Everyone has moments during their day that they want to be private and uneventful. Times when distraction is definitely not welcome. Using the restroom is one of those times for me.
Once my human children were grown and off on their own, I thought that I would be able to use the restroom in peace. No more knocking on the door with pseudo-emergencies, shouts of "MOM" resounding through the house, etc... Apparently once again, I was wrong.
Thursday was one of those days when I felt like I was one step behind the rest of the world. My timing was definitely off. Despite my best efforts, I was already running late, and the morning had just started. Somehow I managed to pull myself together so I could take care of errands that couldn't be put off even one more day. Before I could leave, however, I had one last thing to do - make a quick potty stop. That is when the "adventure" began.
I was finishing up my business in the small downstairs bathroom when I saw something dusty and green come sliding under the bathrom door. It was followed quickly by a small grey paw - belonging to Gracie. Whatever it was had slid just out of reach of Gracie's paw, which was currently swiping back and forth under the door.
My first reaction was exasperation. I just wanted a few more minutes of peaceful privacy to wash up properly. She would just have to wait to get her icky-looking toy back. I wasn't going to be rushed..or so I thought until the dusty green thing MOVED.
Gracie had slid something ALIVE under the door, and now it was locked in with me. Because of all of the dust, it was difficult initially to determine exactly what this creature was - until it hopped. A frog - she had found another frog to play with. And, it seemed she wanted me to enjoy playing with it too. YUCK!
Too make matters worse, I was now trapped in the bathroom with this little frog since opening the door right now was not an option. I knew that Gracie, and probably Benjamin Bunny, were waiting just outside to pounce on their "play prey" the moment I tried to exit. "Frogicide" was not something I wanted to deal with today.
The downstairs bathroom is a small half-bath with only a toilet and pedestal sink. There aren't many spots for hiding. And yet, this stupid frog managed to find the one perfect place. Before I could get a good grip on the tiny thing, it managed to leap from my hand to the floor and disappear under the narrow opening between the base of the pedestal sink and the floor. Ackkkkk!!!
It always seems that these types of things happen when you are in a hurry to be somewhere else. What to do now? I couldn't leave without catching this frog. The last thing I wanted was to come home and see frog parts scattered outside the bathroom door, which is what I would find if it made a vain attempt to escape. Nothing was going to tempt Gracie away from the bathroom door with the prospect of prey waiting inside. She can be very focused and patient when necessary.
Tapping on the porcelin sink pededstal stand didn't accomplish anything, nor did running water down the drain. The frog stayed put. Hoping to calm the frog down and lure it from its hiding place, I decided to try and leave the bathroom for a few minutes. I squeezed through the smallest size opening between the door and its frame I could fit through while body-blocking Gracie. Needless to say, she wasn't too happy that she couldn't her retrieve her "prething" yet.
Armed with a dustpan and brush, I attempted to return to the bathroom a few minutes later. But this time, Gracie was ready. And, so was the frog. I don't know who saw who first, but the result was total chaos.
The frog had emerged from hiding and was sitting in full view on the bath mat next to the toilet. As I leaned over to scoop it up with the dustpan, Gracie pounced causing the frog to leap right up at my face - not at all what I was expecting. Shrieking, I used the dustpan brush to bat the frog back into the dustpan while Gracie leaped in frustration all around my feet.

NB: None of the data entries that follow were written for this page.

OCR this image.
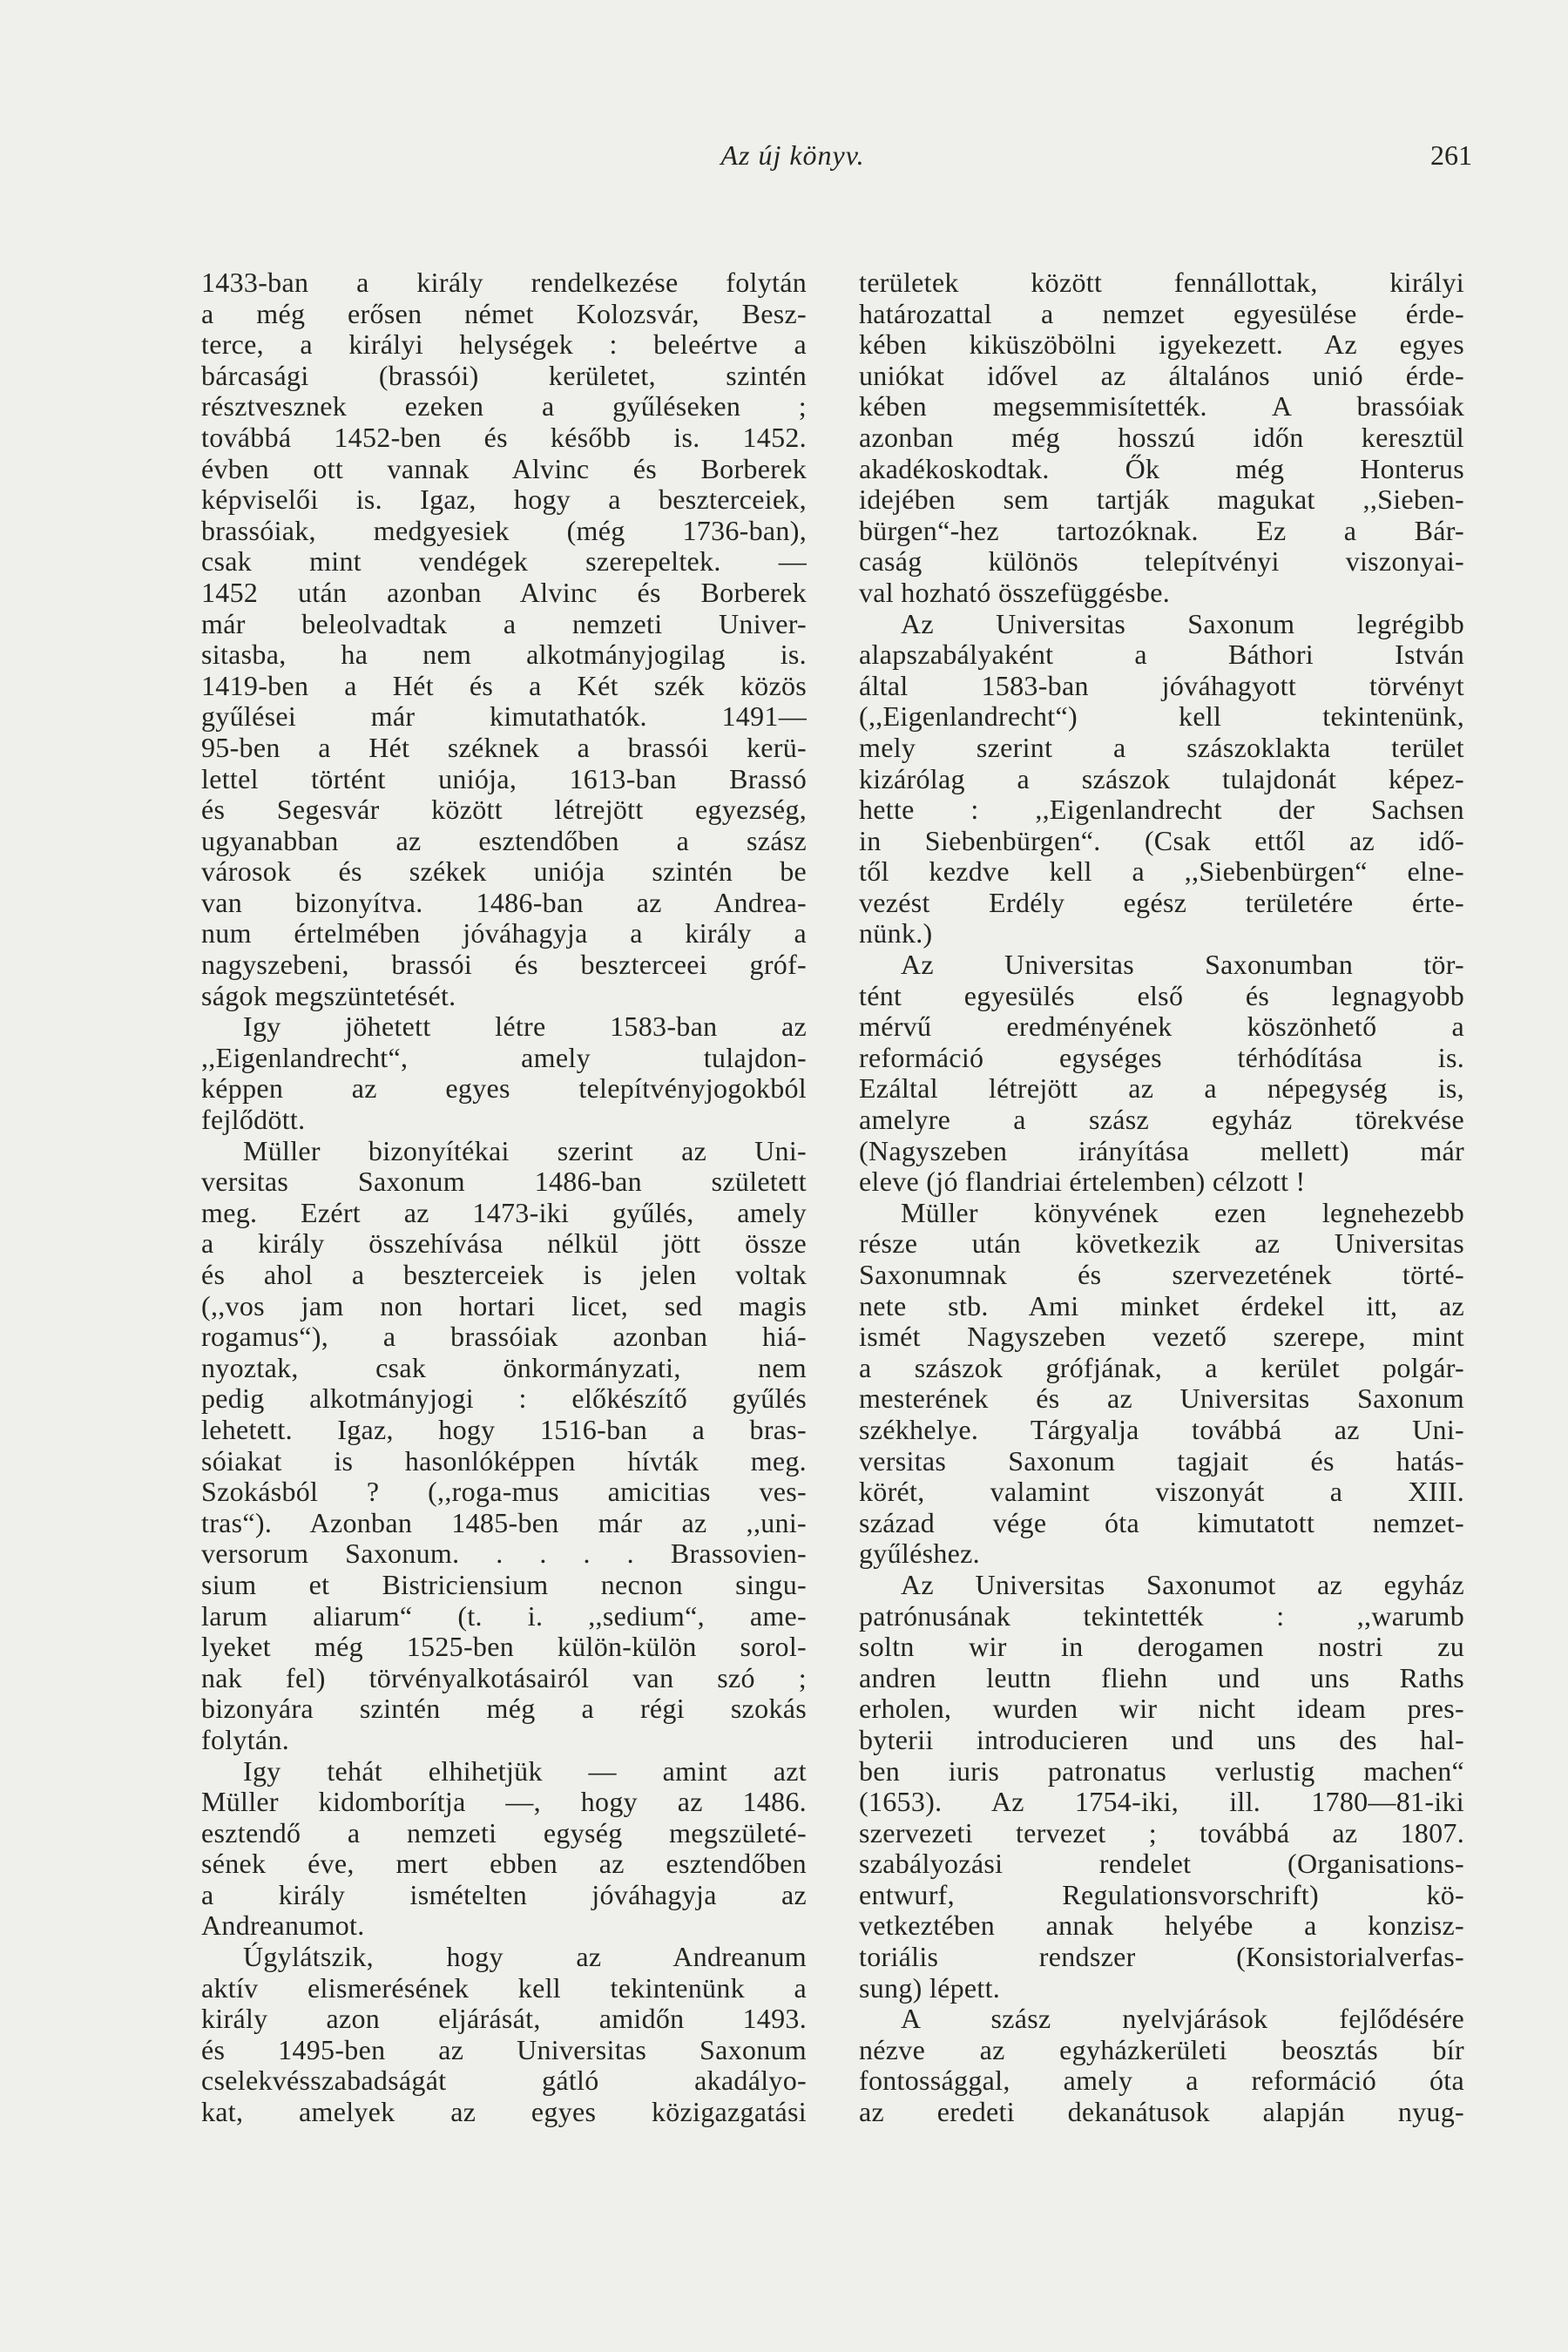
Az új könyv.	261
1433-ban a király rendelkezése folytán
a még erősen német Kolozsvár, Besz-
terce, a királyi helységek : beleértve a
bárcasági (brassói) kerületet, szintén
résztvesznek ezeken a gyűléseken ;
továbbá 1452-ben és később is. 1452.
évben ott vannak Alvinc és Borberek
képviselői is. Igaz, hogy a beszterceiek,
brassóiak, medgyesiek (még 1736-ban),
csak mint vendégek szerepeltek. —
1452 után azonban Alvinc és Borberek
már beleolvadtak a nemzeti Univer-
sitasba, ha nem alkotmányjogilag is.
1419-ben a Hét és a Két szék közös
gyűlései már kimutathatók. 1491—
95-ben a Hét széknek a brassói kerü-
lettel történt uniója, 1613-ban Brassó
és Segesvár között létrejött egyezség,
ugyanabban az esztendőben a szász
városok és székek uniója szintén be
van bizonyítva. 1486-ban az Andrea-
num értelmében jóváhagyja a király a
nagyszebeni, brassói és beszterceei gróf-
ságok megszüntetését.
Igy jöhetett létre 1583-ban az
,,Eigenlandrecht“, amely tulajdon-
képpen az egyes telepítvényjogokból
fejlődött.
Müller bizonyítékai szerint az Uni-
versitas Saxonum 1486-ban született
meg. Ezért az 1473-iki gyűlés, amely
a király összehívása nélkül jött össze
és ahol a beszterceiek is jelen voltak
(,,vos jam non hortari licet, sed magis
rogamus“), a brassóiak azonban hiá-
nyoztak, csak önkormányzati, nem
pedig alkotmányjogi : előkészítő gyűlés
lehetett. Igaz, hogy 1516-ban a bras-
sóiakat is hasonlóképpen hívták meg.
Szokásból ? (,,roga-mus amicitias ves-
tras“). Azonban 1485-ben már az ,,uni-
versorum Saxonum. . . . . Brassovien-
sium et Bistriciensium necnon singu-
larum aliarum“ (t. i. ,,sedium“, ame-
lyeket még 1525-ben külön-külön sorol-
nak fel) törvényalkotásairól van szó ;
bizonyára szintén még a régi szokás
folytán.
Igy tehát elhihetjük — amint azt
Müller kidomborítja —, hogy az 1486.
esztendő a nemzeti egység megszületé-
sének éve, mert ebben az esztendőben
a király ismételten jóváhagyja az
Andreanumot.
Úgylátszik, hogy az Andreanum
aktív elismerésének kell tekintenünk a
király azon eljárását, amidőn 1493.
és 1495-ben az Universitas Saxonum
cselekvésszabadságát gátló akadályo-
kat, amelyek az egyes közigazgatási
területek között fennállottak, királyi
határozattal a nemzet egyesülése érde-
kében kiküszöbölni igyekezett. Az egyes
uniókat idővel az általános unió érde-
kében megsemmisítették. A brassóiak
azonban még hosszú időn keresztül
akadékoskodtak. Ők még Honterus
idejében sem tartják magukat ,,Sieben-
bürgen“-hez tartozóknak. Ez a Bár-
caság különös telepítvényi viszonyai-
val hozható összefüggésbe.
Az Universitas Saxonum legrégibb
alapszabályaként a Báthori István
által 1583-ban jóváhagyott törvényt
(,,Eigenlandrecht“) kell tekintenünk,
mely szerint a szászoklakta terület
kizárólag a szászok tulajdonát képez-
hette : ,,Eigenlandrecht der Sachsen
in Siebenbürgen“. (Csak ettől az idő-
től kezdve kell a ,,Siebenbürgen“ elne-
vezést Erdély egész területére érte-
nünk.)
Az Universitas Saxonumban tör-
tént egyesülés első és legnagyobb
mérvű eredményének köszönhető a
reformáció egységes térhódítása is.
Ezáltal létrejött az a népegység is,
amelyre a szász egyház törekvése
(Nagyszeben irányítása mellett) már
eleve (jó flandriai értelemben) célzott !
Müller könyvének ezen legnehezebb
része után következik az Universitas
Saxonumnak és szervezetének törté-
nete stb. Ami minket érdekel itt, az
ismét Nagyszeben vezető szerepe, mint
a szászok grófjának, a kerület polgár-
mesterének és az Universitas Saxonum
székhelye. Tárgyalja továbbá az Uni-
versitas Saxonum tagjait és hatás-
körét, valamint viszonyát a XIII.
század vége óta kimutatott nemzet-
gyűléshez.
Az Universitas Saxonumot az egyház
patrónusának tekintették : ,,warumb
soltn wir in derogamen nostri zu
andren leuttn fliehn und uns Raths
erholen, wurden wir nicht ideam pres-
byterii introducieren und uns des hal-
ben iuris patronatus verlustig machen“
(1653). Az 1754-iki, ill. 1780—81-iki
szervezeti tervezet ; továbbá az 1807.
szabályozási rendelet (Organisations-
entwurf, Regulationsvorschrift) kö-
vetkeztében annak helyébe a konzisz-
toriális rendszer (Konsistorialverfas-
sung) lépett.
A szász nyelvjárások fejlődésére
nézve az egyházkerületi beosztás bír
fontossággal, amely a reformáció óta
az eredeti dekanátusok alapján nyug-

Each time I thought I had the frog secured between the dustpan and brush, Gracie would knock into me. This would cause my hands to move just enough to allow the frog to wiggle free and jump right at me AGAIN. I don't mind looking at frogs under microscope. Having them try to hop all over me is another matter. I was beginning to freak out.
It was time for this frog to leave my house. Once I got the frog back onto the dustpan, I held it against my body and ran for the front door. The moment I heard the door close behind me I began flailing the dust pan around in front of me so that the frog could jump off and escape into the yard.

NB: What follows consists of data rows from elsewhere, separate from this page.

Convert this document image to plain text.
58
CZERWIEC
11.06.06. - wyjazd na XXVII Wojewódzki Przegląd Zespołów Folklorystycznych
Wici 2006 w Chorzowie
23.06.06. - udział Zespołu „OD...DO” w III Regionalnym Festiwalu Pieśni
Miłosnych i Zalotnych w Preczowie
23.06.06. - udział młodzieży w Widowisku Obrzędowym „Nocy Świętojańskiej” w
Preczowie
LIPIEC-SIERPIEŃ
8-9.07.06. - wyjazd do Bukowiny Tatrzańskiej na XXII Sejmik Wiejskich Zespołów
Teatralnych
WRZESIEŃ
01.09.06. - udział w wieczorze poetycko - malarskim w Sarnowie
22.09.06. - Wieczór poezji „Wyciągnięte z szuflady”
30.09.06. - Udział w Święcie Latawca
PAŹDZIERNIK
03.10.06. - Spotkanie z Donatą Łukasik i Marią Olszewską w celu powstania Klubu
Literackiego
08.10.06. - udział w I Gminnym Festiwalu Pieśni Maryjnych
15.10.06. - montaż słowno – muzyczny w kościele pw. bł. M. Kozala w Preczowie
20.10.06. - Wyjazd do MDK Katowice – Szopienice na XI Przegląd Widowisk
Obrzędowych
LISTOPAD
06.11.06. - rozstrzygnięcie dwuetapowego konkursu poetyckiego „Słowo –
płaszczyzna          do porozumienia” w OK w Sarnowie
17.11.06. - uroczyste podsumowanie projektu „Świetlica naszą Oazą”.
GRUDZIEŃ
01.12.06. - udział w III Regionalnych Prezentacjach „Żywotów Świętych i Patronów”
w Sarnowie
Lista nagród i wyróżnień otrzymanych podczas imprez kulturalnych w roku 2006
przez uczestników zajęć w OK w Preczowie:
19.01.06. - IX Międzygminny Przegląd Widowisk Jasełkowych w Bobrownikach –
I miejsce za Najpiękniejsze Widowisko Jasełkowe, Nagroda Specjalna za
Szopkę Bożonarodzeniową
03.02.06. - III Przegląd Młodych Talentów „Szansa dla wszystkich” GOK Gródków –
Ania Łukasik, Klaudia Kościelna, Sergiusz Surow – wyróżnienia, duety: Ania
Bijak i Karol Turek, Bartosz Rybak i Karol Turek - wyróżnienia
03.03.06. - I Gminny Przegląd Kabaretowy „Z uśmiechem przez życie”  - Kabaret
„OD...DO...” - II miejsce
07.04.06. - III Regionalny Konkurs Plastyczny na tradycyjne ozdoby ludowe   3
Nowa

It wouldn't let go. It hung onto the dustpan for all it was worth. I had to pick it off and drop it onto the porch to get rid of it. I felt sure that it would immediately take off for the safety of the surrounding bushes. Not this frog. Once safely back inside the house, I peeked through the glass window on the door. The frog was still there staring back at me. Did this frog have some kind of a death wish? Did it actually enjoy being the "ball" in Gracie's under the door game of frog ball? Did I put myself through all of this for nothing? Surely not.
About this time, I realized that I was now REALLY running late. Luckily, I was too tired both mentally and physically to care. Life would have to wait until I could reenergize with a hot cup of coffee and some chocolate. Both of which I planned to enjoy peacefully and in private...a possibility since both Gracie and Benjamin Bunny were sitting next to the front door waiting for my husband to accidentally let the suicidal frog back in the house.
Until next time, remember...
Prowling his own quiet backyard or asleep by the fire, he is still only a whisker away from the wilds.